The poll for UtahPolicy by Dan Jones & Associates was conducted in July after nine African-Americans were shot dead in their church by young man who declared his racist leanings on web pages where he also posed with the Stars and Bars – the traditional Confederate battle flag from the Civil War.
Jones found that 59 percent of Utahns oppose the flying of the Confederate flag over government buildings, and 20 percent didn’t know.
Perhaps a bit of sensitive racial training could be used in Utah.
Jones polled 610 adults from July 14-21, with a margin of error of plus or minus 3.97 percent.
Republicans, “very active” Mormons and those who said they are “very conservative” politically were more favorable to the flying of the Confederate flag on public buildings than other demographic groups.
Although a majority of all groups – except the “very conservative” — opposed the flying of the Stars and Bars.
After the murders, which took place in South Carolina, the governor and legislators of that formerly-Confederate state agreed to remove the flag from a Civil War memorial on the Capitol grounds.
— 25 percent of Republicans – one-fourth – favored the flag flying, 50 percent opposed, and 20 percent didn’t know.
— 5 percent of Democrats supported the flag flying, 91 percent opposed, and 4 percent didn’t know.
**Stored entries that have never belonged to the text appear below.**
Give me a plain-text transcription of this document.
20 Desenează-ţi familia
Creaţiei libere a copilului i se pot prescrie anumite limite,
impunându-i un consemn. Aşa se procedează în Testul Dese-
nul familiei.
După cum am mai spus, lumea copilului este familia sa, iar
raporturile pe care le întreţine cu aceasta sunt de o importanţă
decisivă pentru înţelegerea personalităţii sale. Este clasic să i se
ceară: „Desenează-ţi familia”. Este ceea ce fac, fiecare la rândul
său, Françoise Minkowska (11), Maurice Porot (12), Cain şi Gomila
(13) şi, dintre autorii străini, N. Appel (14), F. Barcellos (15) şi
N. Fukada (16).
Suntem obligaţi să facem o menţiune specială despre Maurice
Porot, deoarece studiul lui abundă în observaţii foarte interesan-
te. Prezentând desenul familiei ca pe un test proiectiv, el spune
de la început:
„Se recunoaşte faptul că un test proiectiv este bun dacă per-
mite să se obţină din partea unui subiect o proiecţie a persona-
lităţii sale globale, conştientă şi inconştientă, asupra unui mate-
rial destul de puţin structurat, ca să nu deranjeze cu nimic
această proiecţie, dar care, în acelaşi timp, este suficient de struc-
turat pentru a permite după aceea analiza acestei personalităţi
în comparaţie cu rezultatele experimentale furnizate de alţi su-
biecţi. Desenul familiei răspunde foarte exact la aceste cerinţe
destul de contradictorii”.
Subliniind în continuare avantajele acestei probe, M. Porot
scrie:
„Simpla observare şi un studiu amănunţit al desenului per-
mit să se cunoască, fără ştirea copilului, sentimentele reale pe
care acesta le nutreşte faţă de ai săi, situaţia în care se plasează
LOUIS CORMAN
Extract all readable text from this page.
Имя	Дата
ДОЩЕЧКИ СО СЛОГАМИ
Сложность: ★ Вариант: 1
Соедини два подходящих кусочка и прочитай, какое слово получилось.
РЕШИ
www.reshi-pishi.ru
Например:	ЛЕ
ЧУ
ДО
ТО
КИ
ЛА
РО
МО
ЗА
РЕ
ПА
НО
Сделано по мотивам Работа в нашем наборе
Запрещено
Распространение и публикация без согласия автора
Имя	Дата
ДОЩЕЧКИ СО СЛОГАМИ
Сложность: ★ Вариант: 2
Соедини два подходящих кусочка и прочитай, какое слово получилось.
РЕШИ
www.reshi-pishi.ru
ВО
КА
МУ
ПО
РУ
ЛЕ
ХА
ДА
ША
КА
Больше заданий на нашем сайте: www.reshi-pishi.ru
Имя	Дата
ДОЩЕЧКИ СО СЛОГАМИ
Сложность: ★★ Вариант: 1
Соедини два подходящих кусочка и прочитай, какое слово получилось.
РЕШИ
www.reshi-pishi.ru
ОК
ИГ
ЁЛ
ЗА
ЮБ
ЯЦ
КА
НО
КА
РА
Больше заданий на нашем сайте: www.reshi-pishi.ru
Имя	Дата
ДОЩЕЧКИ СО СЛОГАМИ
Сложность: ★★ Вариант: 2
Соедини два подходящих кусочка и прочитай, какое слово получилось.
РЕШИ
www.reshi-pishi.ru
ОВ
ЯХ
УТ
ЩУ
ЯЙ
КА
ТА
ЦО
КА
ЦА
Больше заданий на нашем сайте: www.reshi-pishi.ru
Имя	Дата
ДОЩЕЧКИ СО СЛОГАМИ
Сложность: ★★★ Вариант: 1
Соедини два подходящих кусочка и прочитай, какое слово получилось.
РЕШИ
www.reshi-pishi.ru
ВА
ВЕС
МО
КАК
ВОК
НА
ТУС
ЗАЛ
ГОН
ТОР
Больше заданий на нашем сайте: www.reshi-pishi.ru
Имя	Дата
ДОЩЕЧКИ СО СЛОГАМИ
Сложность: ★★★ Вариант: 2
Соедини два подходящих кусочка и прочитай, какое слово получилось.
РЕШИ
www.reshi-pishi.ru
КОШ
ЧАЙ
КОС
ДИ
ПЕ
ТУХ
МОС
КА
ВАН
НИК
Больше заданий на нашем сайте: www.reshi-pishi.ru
— 19 percent of political independents favored the flag flying over public buildings, 64 percent opposed, and 17 percent didn’t know.
— 34 percent of those who said they were “very conservative” politically – more than a third – favored flying the Stars and Bars, 42 percent opposed, and 24 percent didn’t know.
— And 22 percent of those who classified themselves as “very active” in The Church of Jesus Christ of Latter-day Saints favored the flying of the flag over a public building, 54 percent were against and 24 percent didn’t know.